I discovered masturbation in early childhood, and I've been having orgasms ever since. Alone and with partners. Real, distinct orgasms with the pelvic floor contractions and everything, not some vague, interpretable "wave of intensity" or whatever. I came to partnered sex with the expectation of orgasms, and I made sure I got them. Maybe it's because I'm autistic - I have an analytical mindset, and giving priority to my own pleasure as well as my partner's is the sensible thing to do. Sex is a collaboration, not a zero sum game.
Collaborative sex is a win for both men and women. Allow me to use my partner of three years as an example:
My partner has had a LOT of girlfriends and casual partners in his 54 years (I'm 47). His mental script was rooted in the commodity model of sex. He felt that he had to "pay" for sex in some way, since "women don't want or need sex the way men do" - by paying for dates and giving gifts, by flattering and complimenting, by helping out, by giving in when there were disagreements. He felt resentful and manipulated, but since he wanted sex and companionship, he did what he believed needed to be done.
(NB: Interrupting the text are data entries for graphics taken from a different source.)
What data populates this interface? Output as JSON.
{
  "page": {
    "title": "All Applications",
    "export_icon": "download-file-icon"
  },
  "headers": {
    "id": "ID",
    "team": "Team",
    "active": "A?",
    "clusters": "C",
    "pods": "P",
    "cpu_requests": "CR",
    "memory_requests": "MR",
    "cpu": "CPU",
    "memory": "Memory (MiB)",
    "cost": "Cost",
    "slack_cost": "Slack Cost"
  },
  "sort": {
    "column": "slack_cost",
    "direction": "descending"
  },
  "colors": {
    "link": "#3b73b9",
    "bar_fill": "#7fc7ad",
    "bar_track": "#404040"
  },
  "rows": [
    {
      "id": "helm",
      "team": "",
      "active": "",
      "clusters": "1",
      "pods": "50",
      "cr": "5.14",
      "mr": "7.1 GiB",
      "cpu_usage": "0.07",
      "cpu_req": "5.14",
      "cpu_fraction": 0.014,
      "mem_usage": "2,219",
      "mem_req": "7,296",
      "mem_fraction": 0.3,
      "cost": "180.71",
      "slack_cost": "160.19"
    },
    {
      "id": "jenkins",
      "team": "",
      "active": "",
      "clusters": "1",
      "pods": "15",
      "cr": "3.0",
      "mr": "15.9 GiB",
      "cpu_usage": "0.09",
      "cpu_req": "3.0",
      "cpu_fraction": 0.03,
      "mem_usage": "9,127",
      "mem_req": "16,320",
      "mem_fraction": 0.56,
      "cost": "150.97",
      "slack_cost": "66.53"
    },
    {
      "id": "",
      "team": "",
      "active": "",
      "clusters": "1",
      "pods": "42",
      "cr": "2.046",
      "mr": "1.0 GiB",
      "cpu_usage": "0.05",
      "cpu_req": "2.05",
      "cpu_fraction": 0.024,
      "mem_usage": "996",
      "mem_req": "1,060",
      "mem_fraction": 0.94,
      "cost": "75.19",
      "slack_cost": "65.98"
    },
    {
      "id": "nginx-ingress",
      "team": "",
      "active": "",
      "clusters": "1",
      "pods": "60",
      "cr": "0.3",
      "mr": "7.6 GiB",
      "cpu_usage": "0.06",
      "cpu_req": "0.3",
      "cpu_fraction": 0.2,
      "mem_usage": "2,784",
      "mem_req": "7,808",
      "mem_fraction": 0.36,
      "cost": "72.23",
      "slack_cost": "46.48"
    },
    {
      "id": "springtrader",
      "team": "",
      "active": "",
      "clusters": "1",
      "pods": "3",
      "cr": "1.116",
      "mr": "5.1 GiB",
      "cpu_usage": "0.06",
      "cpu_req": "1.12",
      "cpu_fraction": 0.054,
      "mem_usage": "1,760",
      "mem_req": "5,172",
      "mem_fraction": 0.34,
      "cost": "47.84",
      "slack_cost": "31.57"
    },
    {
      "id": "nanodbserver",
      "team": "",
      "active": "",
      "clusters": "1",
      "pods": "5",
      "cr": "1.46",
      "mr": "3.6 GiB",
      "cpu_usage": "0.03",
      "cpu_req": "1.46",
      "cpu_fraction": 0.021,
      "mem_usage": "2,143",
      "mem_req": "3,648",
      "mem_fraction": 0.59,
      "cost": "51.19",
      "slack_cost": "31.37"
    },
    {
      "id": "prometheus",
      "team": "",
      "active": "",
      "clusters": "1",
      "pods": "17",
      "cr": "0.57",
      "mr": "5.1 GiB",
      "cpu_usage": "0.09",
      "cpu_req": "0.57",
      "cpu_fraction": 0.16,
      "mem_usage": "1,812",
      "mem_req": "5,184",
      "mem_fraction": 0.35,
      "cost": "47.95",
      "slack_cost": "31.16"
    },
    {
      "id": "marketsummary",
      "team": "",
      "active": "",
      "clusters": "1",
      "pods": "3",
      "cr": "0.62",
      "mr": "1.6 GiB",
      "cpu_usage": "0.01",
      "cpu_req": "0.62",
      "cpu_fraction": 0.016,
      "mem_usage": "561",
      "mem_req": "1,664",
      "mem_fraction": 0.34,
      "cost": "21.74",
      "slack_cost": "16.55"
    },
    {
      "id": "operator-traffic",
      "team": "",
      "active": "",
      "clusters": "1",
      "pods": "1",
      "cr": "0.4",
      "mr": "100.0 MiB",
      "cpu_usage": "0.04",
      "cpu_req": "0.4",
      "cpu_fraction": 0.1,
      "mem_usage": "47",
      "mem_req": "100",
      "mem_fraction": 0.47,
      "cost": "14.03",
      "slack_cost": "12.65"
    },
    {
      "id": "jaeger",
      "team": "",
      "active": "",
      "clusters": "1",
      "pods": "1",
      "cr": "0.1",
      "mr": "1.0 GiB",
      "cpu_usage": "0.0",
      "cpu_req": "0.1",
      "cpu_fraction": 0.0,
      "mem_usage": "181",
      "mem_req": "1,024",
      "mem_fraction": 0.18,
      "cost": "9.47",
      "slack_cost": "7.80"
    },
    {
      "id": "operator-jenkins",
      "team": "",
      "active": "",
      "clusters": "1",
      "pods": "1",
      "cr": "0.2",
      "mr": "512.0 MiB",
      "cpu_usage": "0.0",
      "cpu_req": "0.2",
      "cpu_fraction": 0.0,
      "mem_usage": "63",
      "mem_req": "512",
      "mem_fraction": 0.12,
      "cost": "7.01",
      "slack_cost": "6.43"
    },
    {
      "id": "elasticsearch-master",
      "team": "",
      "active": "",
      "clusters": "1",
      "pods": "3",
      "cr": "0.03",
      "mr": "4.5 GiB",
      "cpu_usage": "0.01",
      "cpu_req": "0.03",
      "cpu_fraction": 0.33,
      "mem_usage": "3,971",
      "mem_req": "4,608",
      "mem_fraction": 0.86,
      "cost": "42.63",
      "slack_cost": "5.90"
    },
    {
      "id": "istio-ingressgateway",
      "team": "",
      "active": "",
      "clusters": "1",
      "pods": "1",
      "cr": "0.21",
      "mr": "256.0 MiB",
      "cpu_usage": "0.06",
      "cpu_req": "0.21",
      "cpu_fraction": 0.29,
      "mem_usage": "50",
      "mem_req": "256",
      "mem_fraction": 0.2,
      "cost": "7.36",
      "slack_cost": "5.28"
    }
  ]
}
If he successfully tempted a woman to his bed, he felt it was his job, and his alone, to give her an orgasm. If he failed, he hadn't fulfilled his part of the unspoken bargain. Performance anxiety was interfering with his erections. Since he didn't realise how unimportant erections are to women's orgasms, this was a huge problem for him. The transactional view got him more orgasms than it did his girlfriends, but it wasn't very good for him either.
What I'm trying to say is that women being "selfish" in bed is a good thing for both men and women. The cooperative model of sex relies on both parties asking for what they need. I don't neglect my partner, but I allow myself to focus on my orgasms as well. There is pleasure enough for everybody, and when we cooperate, it eases the pressure and we both get what we want.
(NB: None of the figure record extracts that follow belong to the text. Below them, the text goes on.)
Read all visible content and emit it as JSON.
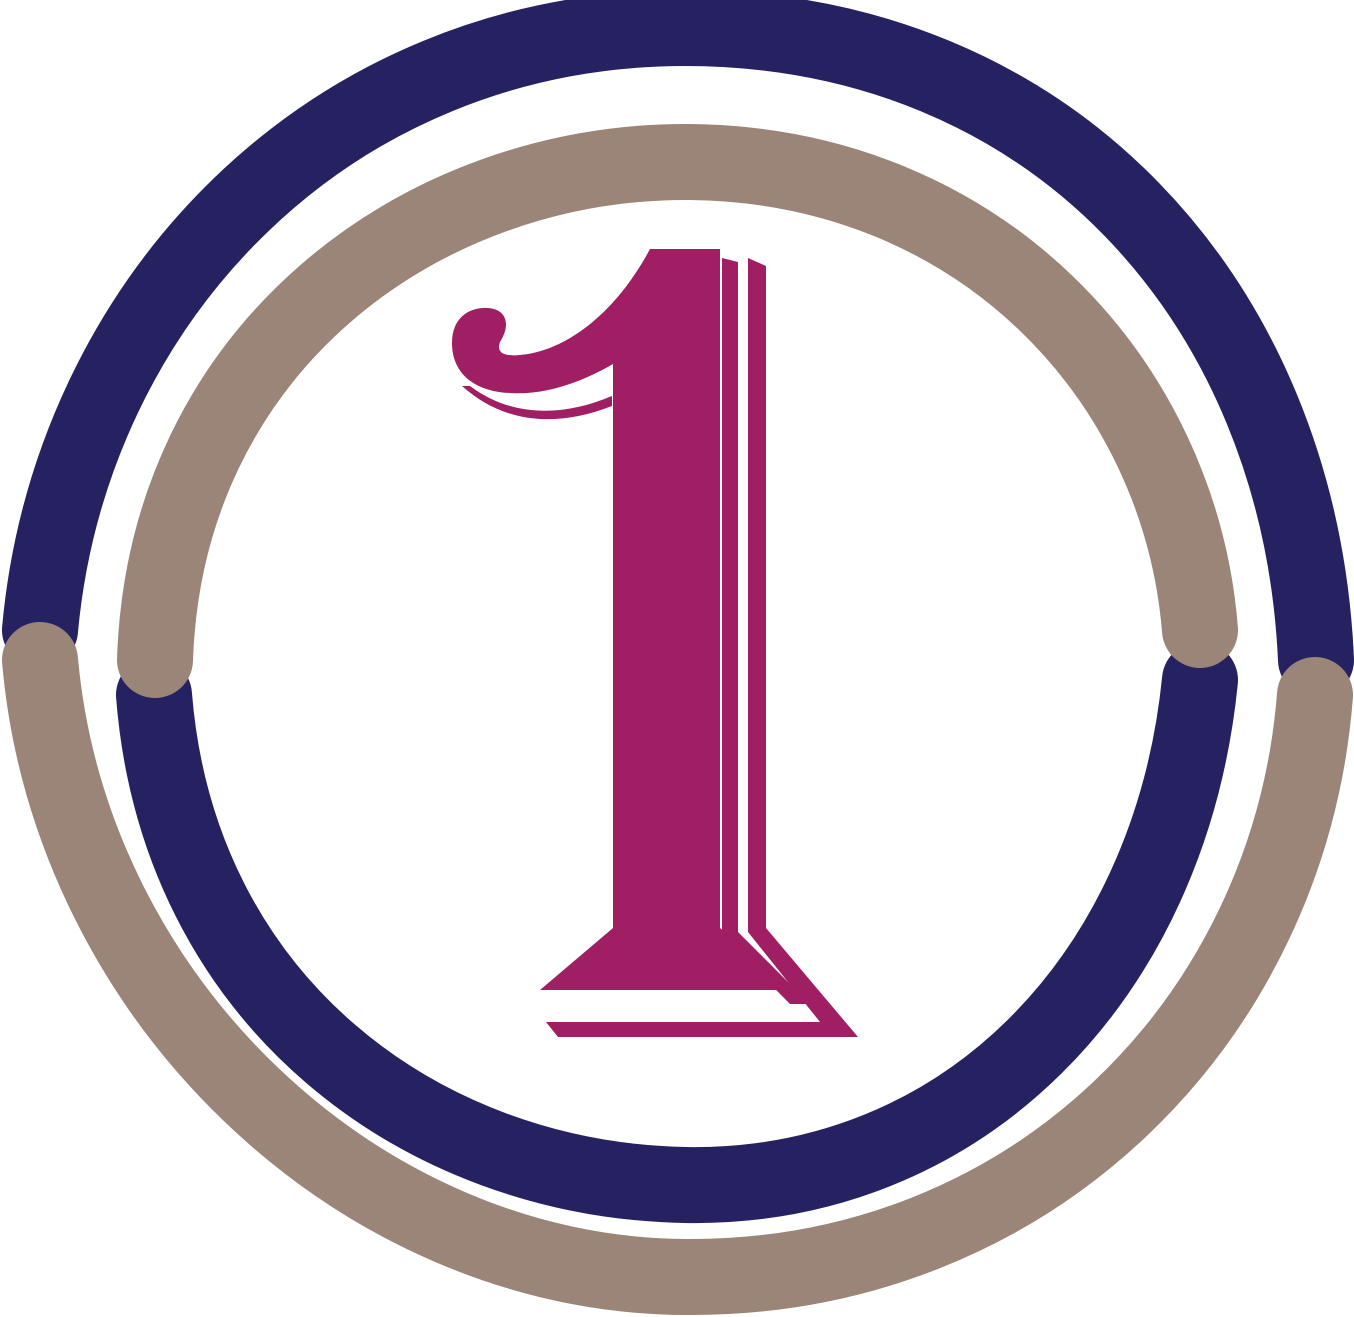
{
  "logo": {
    "numeral": "1",
    "colors": {
      "background": "#ffffff",
      "navy_ring": "#262262",
      "taupe_ring": "#9b8578",
      "numeral": "#a01e63"
    },
    "icon_names": [
      "number-one-icon",
      "navy-ring-arc",
      "taupe-ring-arc"
    ]
  }
}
Again, I don't want to shut down the conversation. The orgasm gap is very real. My partner stubbornly believes that I'm exceptional, that ladygasms usually take a lot of work, and even that many women aren't capable of having them. Some men I have known didn't even try. They were confused or amused that orgasms were important to me. One even assured me I didn't need to orgasm, he was happy anyway - as if my orgasm was somehow for his gratification! Also, my partner refuses to believe that banging doesn't cause orgasms in women, because "if that were true, we would all know about it, and besides, I've had women come just from intercourse lots of times". (I, on the other hand, am convinced many of his previous partners faked their orgasms to satisfy his need to be a good lover and get him to stop already. Especially his first girlfriend, who he claims would consistently orgasm as soon as he put it in.)
This is getting long and rambly, so I'll summarize: I don't want to put on bravado, but I exist and my orgasms are real. I do see myself as a sexual person, but I don't think that's necessary for having orgasms if you want to. Giving priority to your own orgasms is a good thing, and not in conflict with being a generous lover. It can even be beneficial for your partner.
Maybe I'm over-simplifying. There are men who react badly when women ask for what they want and insist that they get it. There are men who get off on inequality and see the orgasm gap as a feature, not a bug. There is harassment and coercion and rape, and, speaking of personal beliefs, I think every single woman has had such experiences, at least to some degree, whether or not she interprets it that way.
I don't think this was what you were writing about though.
We all have a lot of shit baggage. There is a voice in my head telling me how pathetic I am to enjoy make-up and sexy lingerie when I'm pushing 50, with a body shaped by pregnancies and yoyo dieting. "Mutton dressed as lamb", indeed. Changing one's own internal discourse is hard.
Pretending that orgasms are easy for all women is disastrous, but telling ourselves that struggling is inevitable isn't helpful either.